Baking is science and I don't like formulas, but cooking is art and anything goes...and the simpler the better. It's all about less time at the stove and more time at the table. With a forty year passion for food I'm excited to share what I do in the kitchen nearly every day.

Tuesday, March 16, 2021

White Bean Garlic Soup


Dry beans are best as the water you boil them in makes for the richest broth. But canned beans are still good, just make sure you strain them and rinse well before using. Navy, cannellini, or any white bean will work.

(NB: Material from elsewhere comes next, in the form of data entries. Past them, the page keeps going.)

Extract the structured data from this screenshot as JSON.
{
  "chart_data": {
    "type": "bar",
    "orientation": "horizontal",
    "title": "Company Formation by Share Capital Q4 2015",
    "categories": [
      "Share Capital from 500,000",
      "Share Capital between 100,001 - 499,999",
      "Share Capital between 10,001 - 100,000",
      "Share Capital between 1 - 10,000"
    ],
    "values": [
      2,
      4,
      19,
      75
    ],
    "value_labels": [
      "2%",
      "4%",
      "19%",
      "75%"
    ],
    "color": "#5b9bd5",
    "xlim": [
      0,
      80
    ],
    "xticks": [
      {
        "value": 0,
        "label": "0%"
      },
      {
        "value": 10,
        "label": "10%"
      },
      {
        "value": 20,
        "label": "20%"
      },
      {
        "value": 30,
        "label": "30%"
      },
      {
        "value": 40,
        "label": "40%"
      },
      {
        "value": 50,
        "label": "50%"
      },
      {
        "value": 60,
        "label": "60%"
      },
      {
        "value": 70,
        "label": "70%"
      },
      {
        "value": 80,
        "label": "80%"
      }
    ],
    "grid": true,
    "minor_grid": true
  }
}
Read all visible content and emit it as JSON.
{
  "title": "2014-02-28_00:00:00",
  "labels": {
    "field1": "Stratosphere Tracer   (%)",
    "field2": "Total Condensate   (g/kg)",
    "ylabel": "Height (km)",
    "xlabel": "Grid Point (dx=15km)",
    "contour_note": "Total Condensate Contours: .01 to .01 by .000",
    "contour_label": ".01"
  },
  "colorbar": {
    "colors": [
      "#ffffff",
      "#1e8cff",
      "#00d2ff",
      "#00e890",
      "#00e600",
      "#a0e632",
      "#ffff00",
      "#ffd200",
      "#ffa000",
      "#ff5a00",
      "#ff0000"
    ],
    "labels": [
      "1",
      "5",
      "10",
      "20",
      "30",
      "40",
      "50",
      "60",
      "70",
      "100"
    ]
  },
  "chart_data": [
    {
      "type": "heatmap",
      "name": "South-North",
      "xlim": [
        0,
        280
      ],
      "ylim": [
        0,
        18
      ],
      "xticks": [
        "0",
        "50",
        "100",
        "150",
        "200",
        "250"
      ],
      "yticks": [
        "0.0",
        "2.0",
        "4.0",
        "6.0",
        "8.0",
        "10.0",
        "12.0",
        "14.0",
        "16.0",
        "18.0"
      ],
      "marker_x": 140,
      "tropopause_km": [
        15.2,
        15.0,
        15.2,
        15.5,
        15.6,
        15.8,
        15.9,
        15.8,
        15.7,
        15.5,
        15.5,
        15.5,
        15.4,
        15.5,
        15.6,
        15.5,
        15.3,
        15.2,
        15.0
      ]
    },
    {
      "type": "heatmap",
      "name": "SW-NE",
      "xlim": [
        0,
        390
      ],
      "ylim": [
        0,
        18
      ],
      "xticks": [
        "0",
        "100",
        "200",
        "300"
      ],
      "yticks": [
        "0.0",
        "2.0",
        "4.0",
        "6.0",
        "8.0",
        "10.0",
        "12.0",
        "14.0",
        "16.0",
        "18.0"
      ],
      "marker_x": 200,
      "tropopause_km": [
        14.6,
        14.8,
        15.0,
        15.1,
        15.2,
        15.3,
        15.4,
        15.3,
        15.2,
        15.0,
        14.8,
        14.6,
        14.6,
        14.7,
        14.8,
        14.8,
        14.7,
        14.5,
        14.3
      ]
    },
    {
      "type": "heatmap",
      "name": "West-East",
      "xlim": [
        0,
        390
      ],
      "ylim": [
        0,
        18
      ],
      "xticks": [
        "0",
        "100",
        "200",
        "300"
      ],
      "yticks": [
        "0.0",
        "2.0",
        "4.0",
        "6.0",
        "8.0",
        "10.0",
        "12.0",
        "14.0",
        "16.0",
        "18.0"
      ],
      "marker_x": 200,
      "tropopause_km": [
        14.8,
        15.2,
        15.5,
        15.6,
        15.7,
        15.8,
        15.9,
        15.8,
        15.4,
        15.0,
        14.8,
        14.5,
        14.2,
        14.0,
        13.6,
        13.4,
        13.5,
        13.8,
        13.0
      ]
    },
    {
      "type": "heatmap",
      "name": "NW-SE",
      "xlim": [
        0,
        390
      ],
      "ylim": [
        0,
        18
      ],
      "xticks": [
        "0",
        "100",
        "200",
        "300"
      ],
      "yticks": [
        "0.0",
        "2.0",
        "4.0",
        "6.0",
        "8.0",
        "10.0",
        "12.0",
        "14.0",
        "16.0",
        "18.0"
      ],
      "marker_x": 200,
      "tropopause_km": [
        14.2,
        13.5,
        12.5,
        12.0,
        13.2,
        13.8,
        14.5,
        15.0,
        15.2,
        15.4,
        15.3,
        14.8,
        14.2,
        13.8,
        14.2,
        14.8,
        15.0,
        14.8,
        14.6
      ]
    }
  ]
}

If you’re starting with dry beans, soak for six hours, drain, then add them to a soup pot with enough water to cover by several inches.  Lightly boil until the beans are soft, then drain, making sure to reserve all of the bean broth. 

The golden-brown garlic is the key to this soup. Generously cover the bottom of a soup pot with extra virgin olive oil and set over low to medium heat. Add a handful of peeled garlic cloves to the pot and cook for around twenty minutes, stirring occasionally until golden all over…not dark brown.

Add a chopped onion and cook until translucent. Stir in the beans and enough liquid to cover the beans by a couple of inches.  Use either half and half bean broth and chicken stock if you used dry beans, or all chicken stock. 

Simmer for twenty minutes, then blend until silky smooth using a stick blender or food processor. If it’s too thick add some more broth or stock.  If it’s too thin, simmer longer.  Salt and pepper to taste.